Last week my grandfather celebrated his birthday—and though I wasn’t able to celebrate with him in person, I thought of him often that day, as I do most days.
I’ve been blessed with incredibly involved grandparents on both my mother’s and father’s side. They attended nearly every sporting event, school play, concert, birthday and all my graduations (high school, college and law school!).
As a young child, when my parents would travel for business, Grandma Riri and “Bumpa” aka Grandpa Richard would have me stay up at their house in Marinette, Wisconsin, just across the water from Menominee, Michigan. I’ll always remember peering over the window as a young girl, waiting for my grandpa to get home from the night shift he worked at the local factory.
See, my grandpa was a long-time employee at Scott Paper Company, working on the line to produce toilet paper, paper towel and other assorted products from the time he finished serving in the Korean War until the time he retired a few years ago.
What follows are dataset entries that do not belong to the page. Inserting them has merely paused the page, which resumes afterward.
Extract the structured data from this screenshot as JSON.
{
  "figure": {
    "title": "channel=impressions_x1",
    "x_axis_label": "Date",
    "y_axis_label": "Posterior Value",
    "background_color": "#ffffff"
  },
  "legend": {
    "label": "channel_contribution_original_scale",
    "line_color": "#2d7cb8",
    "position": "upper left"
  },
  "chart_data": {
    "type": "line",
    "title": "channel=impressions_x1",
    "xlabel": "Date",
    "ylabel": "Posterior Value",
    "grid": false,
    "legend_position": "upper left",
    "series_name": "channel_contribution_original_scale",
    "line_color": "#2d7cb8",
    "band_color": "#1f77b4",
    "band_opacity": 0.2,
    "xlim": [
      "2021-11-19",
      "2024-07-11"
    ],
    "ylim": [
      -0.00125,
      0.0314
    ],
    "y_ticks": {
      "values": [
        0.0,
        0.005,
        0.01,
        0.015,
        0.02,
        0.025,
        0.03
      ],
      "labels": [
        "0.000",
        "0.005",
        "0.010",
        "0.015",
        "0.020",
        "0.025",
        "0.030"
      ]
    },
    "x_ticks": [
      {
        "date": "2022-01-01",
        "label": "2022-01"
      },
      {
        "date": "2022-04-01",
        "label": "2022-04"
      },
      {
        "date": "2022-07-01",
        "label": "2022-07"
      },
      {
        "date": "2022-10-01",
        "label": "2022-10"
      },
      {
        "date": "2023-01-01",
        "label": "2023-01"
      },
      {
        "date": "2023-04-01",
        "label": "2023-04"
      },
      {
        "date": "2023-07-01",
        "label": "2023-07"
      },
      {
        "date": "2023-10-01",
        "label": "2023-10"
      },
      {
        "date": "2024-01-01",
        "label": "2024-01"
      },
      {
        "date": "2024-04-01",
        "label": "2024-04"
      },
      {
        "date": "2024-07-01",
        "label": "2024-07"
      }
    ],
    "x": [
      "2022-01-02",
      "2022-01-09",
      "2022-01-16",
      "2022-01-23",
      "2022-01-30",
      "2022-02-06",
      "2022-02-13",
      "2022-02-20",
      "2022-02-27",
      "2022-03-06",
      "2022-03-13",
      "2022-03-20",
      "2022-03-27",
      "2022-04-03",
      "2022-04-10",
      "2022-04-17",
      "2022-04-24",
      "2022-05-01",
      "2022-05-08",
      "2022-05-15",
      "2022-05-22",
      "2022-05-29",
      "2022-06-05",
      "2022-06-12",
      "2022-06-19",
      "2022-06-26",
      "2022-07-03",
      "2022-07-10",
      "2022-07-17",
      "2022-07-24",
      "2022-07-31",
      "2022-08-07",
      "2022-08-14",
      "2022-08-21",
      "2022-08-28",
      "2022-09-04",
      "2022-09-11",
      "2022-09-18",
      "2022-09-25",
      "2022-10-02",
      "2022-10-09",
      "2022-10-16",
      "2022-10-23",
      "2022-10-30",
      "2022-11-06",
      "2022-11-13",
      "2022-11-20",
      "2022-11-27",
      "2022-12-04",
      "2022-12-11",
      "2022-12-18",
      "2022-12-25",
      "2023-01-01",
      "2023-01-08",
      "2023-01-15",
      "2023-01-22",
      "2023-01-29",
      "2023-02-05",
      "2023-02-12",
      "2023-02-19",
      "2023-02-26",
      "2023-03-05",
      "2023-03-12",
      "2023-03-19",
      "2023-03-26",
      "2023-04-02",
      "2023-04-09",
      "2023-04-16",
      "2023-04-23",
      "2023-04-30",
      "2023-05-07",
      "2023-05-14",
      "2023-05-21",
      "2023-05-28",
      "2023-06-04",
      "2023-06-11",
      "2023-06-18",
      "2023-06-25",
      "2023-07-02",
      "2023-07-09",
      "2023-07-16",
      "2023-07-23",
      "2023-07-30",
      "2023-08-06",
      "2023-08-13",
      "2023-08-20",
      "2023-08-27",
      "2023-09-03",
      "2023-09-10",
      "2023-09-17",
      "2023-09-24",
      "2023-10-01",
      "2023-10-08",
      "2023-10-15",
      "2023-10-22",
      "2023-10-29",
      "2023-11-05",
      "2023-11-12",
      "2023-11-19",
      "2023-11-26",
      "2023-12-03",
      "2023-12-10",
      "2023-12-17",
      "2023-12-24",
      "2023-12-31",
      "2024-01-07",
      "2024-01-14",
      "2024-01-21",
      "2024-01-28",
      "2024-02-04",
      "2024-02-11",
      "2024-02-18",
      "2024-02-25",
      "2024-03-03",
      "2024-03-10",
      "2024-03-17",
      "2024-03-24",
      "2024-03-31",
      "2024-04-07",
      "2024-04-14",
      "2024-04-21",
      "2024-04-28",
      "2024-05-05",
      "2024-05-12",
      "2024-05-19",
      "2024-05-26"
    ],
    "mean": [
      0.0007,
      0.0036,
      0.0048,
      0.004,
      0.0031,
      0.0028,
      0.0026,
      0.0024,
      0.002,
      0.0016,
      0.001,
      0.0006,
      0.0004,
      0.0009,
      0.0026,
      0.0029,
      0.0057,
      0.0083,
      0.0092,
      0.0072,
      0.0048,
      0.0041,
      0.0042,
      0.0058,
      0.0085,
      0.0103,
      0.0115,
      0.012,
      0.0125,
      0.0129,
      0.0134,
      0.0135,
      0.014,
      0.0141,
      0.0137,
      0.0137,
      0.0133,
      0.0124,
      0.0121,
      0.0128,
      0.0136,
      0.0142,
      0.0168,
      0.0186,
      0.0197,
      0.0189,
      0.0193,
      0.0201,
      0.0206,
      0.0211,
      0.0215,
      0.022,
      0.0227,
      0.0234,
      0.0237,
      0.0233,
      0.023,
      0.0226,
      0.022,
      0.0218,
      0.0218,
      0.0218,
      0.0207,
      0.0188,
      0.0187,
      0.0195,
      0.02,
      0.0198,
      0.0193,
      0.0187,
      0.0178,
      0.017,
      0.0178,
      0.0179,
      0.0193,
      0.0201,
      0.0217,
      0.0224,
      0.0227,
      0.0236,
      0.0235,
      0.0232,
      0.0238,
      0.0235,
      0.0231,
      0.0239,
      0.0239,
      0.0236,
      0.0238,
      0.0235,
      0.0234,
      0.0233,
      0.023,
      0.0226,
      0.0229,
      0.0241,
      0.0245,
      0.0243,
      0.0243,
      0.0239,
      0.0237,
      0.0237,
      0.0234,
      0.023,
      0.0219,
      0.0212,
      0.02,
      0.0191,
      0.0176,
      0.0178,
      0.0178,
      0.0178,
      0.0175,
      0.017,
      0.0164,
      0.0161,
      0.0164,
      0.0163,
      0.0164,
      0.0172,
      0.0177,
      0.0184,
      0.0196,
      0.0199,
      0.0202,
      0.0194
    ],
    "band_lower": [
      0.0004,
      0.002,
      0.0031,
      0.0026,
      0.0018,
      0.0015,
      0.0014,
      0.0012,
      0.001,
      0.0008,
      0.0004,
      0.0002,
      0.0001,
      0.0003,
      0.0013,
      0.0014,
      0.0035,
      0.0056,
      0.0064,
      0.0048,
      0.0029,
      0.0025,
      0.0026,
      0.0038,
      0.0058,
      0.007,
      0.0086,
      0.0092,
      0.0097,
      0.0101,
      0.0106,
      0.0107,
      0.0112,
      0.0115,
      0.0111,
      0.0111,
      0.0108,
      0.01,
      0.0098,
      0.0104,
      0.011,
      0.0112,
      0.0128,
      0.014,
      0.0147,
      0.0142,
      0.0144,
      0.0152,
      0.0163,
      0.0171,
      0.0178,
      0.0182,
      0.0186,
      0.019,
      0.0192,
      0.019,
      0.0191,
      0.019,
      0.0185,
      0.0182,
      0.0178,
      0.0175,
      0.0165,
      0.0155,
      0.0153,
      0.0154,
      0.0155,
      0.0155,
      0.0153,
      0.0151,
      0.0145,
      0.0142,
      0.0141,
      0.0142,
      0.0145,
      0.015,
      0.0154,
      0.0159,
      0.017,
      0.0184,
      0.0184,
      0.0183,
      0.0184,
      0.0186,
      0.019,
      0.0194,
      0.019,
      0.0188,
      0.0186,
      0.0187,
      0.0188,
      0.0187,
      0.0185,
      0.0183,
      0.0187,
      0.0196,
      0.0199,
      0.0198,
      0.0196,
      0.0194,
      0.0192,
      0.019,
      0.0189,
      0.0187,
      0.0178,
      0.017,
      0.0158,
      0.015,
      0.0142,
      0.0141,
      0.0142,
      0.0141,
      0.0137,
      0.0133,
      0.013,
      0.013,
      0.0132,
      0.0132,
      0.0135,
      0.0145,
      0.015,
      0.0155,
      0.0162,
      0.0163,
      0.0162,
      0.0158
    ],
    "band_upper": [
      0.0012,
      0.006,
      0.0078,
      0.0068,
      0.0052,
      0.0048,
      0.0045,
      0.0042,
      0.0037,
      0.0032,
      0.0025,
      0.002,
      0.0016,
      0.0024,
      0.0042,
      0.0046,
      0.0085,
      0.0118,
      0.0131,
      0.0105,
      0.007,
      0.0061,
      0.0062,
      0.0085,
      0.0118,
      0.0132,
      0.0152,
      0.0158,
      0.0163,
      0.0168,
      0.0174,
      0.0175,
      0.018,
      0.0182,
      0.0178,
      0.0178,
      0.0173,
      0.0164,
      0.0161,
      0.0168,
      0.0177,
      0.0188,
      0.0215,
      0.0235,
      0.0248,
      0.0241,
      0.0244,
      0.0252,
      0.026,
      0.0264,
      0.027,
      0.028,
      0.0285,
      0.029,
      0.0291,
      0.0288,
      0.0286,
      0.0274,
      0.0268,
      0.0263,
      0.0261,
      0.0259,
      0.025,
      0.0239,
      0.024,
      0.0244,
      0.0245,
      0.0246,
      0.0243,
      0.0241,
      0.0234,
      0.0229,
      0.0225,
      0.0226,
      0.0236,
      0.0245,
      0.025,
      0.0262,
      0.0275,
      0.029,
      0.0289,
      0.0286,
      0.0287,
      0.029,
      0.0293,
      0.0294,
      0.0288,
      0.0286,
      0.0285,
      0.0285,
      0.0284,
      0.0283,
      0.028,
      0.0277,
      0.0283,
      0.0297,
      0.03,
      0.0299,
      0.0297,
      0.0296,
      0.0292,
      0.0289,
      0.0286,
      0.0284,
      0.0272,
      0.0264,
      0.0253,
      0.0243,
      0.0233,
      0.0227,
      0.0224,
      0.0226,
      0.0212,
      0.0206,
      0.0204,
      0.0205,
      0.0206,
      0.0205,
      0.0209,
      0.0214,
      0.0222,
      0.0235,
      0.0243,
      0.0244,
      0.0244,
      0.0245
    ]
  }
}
Sometime after my Bumpa retired, “factory” became a dirty word in this country—or at least as it relates to agriculture.
Activists throw around the phrases “factory farming” and “industrial agriculture” as a means to scare consumers into thinking that their chicken breast or pork tenderloins are mass produced. These terms give the perception that animal protein is just another commodity coming off the assembly line with no thought given to safety or the health and wellbeing of workers and animals.
Detractors have managed to take the word “factory,” a word that connotes efficiency, innovation and good ol’ American ingenuity and make it a nasty, evil word. They’ve taken a profession for people like my grandpa and made a mockery of it.
Now, to be clear, I’m not saying there is such a thing as “factory farming.” But, to be fair, I think we in agriculture need to start owning the fact that our industry is large.
There’s nothing wrong with that.
Agriculture is a strong, mighty industry supporting over 16 million jobs. Agriculture has been forced to become more and more efficient as there are fewer farmers to feed more mouths, with fewer resources too.
But I’m not telling you anything you don’t already know. As the folks that produce food to feed my family, I’m grateful for the job you do and whatever new technologies you can employ to get that job done more efficiently and effectively.